Numerous UNIX-based GUIs have existed over time, most derived from X11. Competition among the various vendors of UNIX (HP, IBM, Sun) led to much fragmentation, though an effort to standardize in the 1990s to COSE and CDE failed for various reasons, and were eventually eclipsed by the widespread adoption of GNOME and K Desktop Environment. Prior to free software-based toolkits and desktop environments, Motif was the prevalent toolkit/desktop combination (and was the basis upon which CDE was developed).

Graphical user interfaces evolve over time. For example, Windows has modified its user interface almost every time a new major version of Windows is released, and the Mac OS GUI changed dramatically with the introduction of Mac OS X in 1999.

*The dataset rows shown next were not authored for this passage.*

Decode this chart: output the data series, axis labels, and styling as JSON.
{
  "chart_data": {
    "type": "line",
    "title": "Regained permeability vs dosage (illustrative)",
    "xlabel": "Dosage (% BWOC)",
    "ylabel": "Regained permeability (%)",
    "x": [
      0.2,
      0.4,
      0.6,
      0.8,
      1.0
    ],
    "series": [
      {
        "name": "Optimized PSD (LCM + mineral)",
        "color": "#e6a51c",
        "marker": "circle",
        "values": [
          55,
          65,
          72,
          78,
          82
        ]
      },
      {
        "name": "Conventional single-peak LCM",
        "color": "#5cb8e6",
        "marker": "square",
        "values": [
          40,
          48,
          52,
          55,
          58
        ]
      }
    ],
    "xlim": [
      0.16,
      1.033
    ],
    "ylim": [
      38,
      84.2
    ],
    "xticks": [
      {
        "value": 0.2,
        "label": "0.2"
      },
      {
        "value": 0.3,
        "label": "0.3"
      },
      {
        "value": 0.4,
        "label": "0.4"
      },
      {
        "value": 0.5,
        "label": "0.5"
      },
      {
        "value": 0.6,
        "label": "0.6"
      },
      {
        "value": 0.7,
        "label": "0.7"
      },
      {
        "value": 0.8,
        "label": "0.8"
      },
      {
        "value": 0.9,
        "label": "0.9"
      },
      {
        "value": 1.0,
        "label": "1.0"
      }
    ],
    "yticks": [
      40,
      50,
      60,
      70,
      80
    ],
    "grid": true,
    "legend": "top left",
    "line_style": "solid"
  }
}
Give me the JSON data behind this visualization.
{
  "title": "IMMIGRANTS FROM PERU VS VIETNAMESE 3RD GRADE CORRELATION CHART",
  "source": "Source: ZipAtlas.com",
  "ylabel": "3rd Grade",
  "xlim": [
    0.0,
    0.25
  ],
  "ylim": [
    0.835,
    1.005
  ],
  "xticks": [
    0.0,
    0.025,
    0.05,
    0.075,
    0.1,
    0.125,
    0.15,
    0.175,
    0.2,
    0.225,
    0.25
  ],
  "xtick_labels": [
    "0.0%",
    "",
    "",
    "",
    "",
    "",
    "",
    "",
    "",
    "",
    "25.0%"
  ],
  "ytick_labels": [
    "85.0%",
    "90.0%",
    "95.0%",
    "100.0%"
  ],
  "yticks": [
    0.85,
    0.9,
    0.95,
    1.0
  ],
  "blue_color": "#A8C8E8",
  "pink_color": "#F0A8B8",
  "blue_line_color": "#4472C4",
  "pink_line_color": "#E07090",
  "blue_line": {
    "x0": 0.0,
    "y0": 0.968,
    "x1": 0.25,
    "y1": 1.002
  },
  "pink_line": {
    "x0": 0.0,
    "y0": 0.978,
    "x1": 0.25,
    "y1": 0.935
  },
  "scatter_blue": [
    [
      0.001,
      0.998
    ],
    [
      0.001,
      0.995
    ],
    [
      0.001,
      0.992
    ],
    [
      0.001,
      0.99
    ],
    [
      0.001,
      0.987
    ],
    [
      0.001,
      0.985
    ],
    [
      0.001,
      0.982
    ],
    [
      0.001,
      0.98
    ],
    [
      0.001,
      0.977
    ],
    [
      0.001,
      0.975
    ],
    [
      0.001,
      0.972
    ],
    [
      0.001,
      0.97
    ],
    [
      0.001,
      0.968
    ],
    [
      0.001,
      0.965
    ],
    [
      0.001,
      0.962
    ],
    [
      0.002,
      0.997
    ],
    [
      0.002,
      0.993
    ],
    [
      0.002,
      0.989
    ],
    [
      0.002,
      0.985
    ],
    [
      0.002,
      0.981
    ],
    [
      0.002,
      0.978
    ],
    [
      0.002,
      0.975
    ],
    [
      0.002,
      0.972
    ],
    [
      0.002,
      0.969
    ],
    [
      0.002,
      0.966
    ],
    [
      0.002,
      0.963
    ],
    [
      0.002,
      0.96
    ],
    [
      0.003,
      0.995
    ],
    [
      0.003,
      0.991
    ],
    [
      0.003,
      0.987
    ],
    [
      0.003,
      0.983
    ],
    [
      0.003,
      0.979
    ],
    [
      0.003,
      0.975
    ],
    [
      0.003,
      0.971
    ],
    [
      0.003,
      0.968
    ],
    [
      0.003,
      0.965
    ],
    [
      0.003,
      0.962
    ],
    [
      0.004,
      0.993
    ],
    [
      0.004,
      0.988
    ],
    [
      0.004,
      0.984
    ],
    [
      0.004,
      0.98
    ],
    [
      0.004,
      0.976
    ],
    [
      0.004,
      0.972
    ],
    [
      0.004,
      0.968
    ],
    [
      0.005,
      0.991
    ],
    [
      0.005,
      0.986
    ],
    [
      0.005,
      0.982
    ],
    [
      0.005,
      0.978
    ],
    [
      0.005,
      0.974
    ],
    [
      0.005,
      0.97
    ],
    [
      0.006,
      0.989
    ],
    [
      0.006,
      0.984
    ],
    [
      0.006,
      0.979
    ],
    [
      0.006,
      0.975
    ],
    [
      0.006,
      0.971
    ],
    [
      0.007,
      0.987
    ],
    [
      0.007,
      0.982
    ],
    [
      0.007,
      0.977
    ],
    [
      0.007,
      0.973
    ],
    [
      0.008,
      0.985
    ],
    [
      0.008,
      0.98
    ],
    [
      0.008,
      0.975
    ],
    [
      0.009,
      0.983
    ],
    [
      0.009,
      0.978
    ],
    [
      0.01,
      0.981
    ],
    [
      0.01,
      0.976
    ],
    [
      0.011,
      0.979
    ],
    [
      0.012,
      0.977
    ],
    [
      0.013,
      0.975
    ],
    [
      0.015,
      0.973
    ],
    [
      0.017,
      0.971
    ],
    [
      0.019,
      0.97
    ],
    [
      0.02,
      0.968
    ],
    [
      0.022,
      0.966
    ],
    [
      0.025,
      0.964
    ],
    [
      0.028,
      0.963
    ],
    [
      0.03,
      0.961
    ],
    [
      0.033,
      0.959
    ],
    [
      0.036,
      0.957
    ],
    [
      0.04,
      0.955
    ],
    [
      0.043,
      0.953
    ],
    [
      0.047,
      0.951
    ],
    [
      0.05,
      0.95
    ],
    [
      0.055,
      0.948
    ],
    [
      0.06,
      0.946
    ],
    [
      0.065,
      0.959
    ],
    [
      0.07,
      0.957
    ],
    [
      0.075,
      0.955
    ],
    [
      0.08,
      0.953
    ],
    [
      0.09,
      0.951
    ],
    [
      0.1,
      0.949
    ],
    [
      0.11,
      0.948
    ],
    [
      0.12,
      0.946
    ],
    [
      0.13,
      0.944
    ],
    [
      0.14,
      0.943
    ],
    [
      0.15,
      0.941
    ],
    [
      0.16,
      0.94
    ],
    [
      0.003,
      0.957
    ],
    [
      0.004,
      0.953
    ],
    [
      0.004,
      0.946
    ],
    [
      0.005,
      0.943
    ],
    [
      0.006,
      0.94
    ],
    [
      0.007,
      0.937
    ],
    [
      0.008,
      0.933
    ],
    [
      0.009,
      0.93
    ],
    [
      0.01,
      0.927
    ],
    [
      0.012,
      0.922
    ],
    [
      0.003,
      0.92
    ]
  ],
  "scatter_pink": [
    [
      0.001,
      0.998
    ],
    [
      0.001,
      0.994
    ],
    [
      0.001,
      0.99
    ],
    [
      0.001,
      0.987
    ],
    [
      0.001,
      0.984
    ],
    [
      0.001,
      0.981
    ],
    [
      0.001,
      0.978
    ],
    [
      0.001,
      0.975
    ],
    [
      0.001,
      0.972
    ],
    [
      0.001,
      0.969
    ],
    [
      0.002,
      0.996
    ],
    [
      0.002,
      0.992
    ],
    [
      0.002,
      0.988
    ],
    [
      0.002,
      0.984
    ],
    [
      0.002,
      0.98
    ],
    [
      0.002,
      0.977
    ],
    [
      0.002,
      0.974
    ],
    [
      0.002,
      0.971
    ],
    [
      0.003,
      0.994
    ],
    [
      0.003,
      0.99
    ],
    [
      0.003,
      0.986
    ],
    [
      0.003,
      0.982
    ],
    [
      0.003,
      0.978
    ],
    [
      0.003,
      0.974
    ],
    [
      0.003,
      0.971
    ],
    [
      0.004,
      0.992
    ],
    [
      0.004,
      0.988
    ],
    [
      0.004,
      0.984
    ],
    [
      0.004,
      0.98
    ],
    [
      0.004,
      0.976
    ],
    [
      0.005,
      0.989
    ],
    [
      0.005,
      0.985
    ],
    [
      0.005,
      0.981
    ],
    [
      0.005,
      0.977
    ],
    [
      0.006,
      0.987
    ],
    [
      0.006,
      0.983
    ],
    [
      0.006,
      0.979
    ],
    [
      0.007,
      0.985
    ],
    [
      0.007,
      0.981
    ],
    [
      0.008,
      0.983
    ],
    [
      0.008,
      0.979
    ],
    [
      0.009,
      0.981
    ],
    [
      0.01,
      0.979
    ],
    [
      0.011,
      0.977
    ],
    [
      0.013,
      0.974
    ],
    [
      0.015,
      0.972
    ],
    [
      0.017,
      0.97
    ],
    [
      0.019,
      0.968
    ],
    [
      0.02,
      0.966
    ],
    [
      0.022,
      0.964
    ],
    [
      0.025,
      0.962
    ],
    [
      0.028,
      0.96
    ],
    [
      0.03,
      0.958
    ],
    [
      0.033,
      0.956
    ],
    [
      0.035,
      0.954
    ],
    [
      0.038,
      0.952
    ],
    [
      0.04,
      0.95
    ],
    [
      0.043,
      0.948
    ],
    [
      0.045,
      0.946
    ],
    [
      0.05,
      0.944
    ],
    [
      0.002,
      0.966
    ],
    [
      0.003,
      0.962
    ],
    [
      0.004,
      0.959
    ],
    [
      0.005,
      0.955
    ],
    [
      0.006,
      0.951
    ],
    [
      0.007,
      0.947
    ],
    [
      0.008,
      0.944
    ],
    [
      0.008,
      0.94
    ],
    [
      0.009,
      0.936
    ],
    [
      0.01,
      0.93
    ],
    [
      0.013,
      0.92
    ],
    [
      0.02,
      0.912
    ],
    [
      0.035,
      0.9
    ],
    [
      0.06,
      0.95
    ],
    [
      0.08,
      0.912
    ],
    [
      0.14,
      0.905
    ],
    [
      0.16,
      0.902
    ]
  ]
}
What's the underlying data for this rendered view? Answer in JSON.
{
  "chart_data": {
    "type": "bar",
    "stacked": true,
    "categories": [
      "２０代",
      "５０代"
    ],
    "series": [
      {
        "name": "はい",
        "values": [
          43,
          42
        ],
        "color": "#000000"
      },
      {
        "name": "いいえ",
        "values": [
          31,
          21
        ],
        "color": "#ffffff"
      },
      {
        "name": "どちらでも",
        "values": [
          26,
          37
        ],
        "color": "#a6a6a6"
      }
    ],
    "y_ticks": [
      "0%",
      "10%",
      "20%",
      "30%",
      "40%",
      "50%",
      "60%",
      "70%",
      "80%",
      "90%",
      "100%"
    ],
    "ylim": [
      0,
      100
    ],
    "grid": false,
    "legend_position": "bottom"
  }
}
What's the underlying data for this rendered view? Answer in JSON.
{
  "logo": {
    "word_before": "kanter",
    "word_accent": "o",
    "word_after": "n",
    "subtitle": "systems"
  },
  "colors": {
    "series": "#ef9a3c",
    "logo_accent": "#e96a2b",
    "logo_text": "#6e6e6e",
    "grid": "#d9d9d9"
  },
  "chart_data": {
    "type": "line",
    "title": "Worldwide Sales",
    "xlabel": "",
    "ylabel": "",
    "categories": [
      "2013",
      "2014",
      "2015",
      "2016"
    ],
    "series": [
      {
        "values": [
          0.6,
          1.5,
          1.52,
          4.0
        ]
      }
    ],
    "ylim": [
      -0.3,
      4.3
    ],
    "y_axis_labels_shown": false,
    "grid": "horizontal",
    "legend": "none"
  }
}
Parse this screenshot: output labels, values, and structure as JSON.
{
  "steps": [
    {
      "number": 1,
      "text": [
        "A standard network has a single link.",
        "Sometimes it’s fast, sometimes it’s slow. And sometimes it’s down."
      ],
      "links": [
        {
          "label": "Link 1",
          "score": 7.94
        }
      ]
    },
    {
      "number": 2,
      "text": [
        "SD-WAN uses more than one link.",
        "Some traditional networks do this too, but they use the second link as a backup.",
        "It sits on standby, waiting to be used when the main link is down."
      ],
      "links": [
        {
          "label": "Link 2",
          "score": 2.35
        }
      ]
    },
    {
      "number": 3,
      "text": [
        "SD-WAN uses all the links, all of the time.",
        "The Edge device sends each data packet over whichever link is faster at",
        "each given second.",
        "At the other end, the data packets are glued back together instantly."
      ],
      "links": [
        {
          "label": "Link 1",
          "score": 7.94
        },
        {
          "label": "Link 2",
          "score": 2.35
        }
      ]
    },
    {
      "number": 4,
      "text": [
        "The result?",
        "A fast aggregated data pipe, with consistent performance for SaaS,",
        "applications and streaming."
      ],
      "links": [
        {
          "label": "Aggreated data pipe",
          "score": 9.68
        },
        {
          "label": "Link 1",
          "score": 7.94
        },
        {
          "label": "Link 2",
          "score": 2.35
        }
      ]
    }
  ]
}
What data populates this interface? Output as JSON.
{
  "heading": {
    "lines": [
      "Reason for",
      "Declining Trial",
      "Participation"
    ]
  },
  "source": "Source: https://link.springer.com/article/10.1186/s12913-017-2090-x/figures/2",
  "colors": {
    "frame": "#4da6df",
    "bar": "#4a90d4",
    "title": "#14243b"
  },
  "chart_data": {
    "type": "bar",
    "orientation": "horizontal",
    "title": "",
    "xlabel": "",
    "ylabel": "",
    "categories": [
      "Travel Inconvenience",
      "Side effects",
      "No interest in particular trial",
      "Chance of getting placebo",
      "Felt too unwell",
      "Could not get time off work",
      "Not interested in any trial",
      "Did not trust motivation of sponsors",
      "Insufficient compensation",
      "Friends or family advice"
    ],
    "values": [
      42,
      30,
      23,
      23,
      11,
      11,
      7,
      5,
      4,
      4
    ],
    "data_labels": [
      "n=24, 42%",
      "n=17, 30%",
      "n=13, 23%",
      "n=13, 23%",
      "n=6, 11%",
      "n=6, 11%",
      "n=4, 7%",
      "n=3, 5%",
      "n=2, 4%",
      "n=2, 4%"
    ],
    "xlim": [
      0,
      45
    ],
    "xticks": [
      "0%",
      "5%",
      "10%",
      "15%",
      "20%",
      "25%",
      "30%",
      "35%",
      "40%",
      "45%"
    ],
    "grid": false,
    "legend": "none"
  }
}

In human–computer interaction, WIMP is the mostly used system, which stands for “windows, icons, menus, pointer”, denoting a style of interaction using these elements of the user interface. It was coined by Merzouga Wilberts in 1980. Other expansions are sometimes used, substituting “mouse” and “mice” or “pull-down menu” and “pointing”, for menus and pointer, respectively.

Though the term has fallen into disuse, some use it as an approximate synonym for graphical user interface (GUI). Any interface that uses graphics can be called a GUI, and WIMP systems derive from such systems. However, while all WIMP systems use graphics as a key element (the icon and pointer elements), and therefore are GUIs, the reverse is not true. Some GUIs are not based in windows, icons, menus, and pointers. For example, most mobile phones represent actions as icons, and some may have menus, but very few include a pointer or run programs in a window.

WIMP interaction was developed at Xerox PARC (see Xerox Alto, developed in 1973) and popularized with Apple’s introduction of the Macintosh in 1984, which added the concepts of the“menu bar” and extended window management.[8]

In a WIMP system:

(1) A window runs a self-contained program, isolated from other programs that (if in a multi-program operating system) run at the same time in other windows.

(2) An icon acts as a shortcut to an action the computer performs (e.g., execute a program or task).

(3) A menu is a text or icon-based selection system that selects and executes programs or tasks.

(4) The pointer is an onscreen symbol that represents movement of a physical device that the user controls to select icons, data elements, etc.

This style of system improves human–computer interaction (HCI) by emulating real-world interactions and providing better ease of use for non-technical people. Users can carry skill at a standardized interface from one application to another.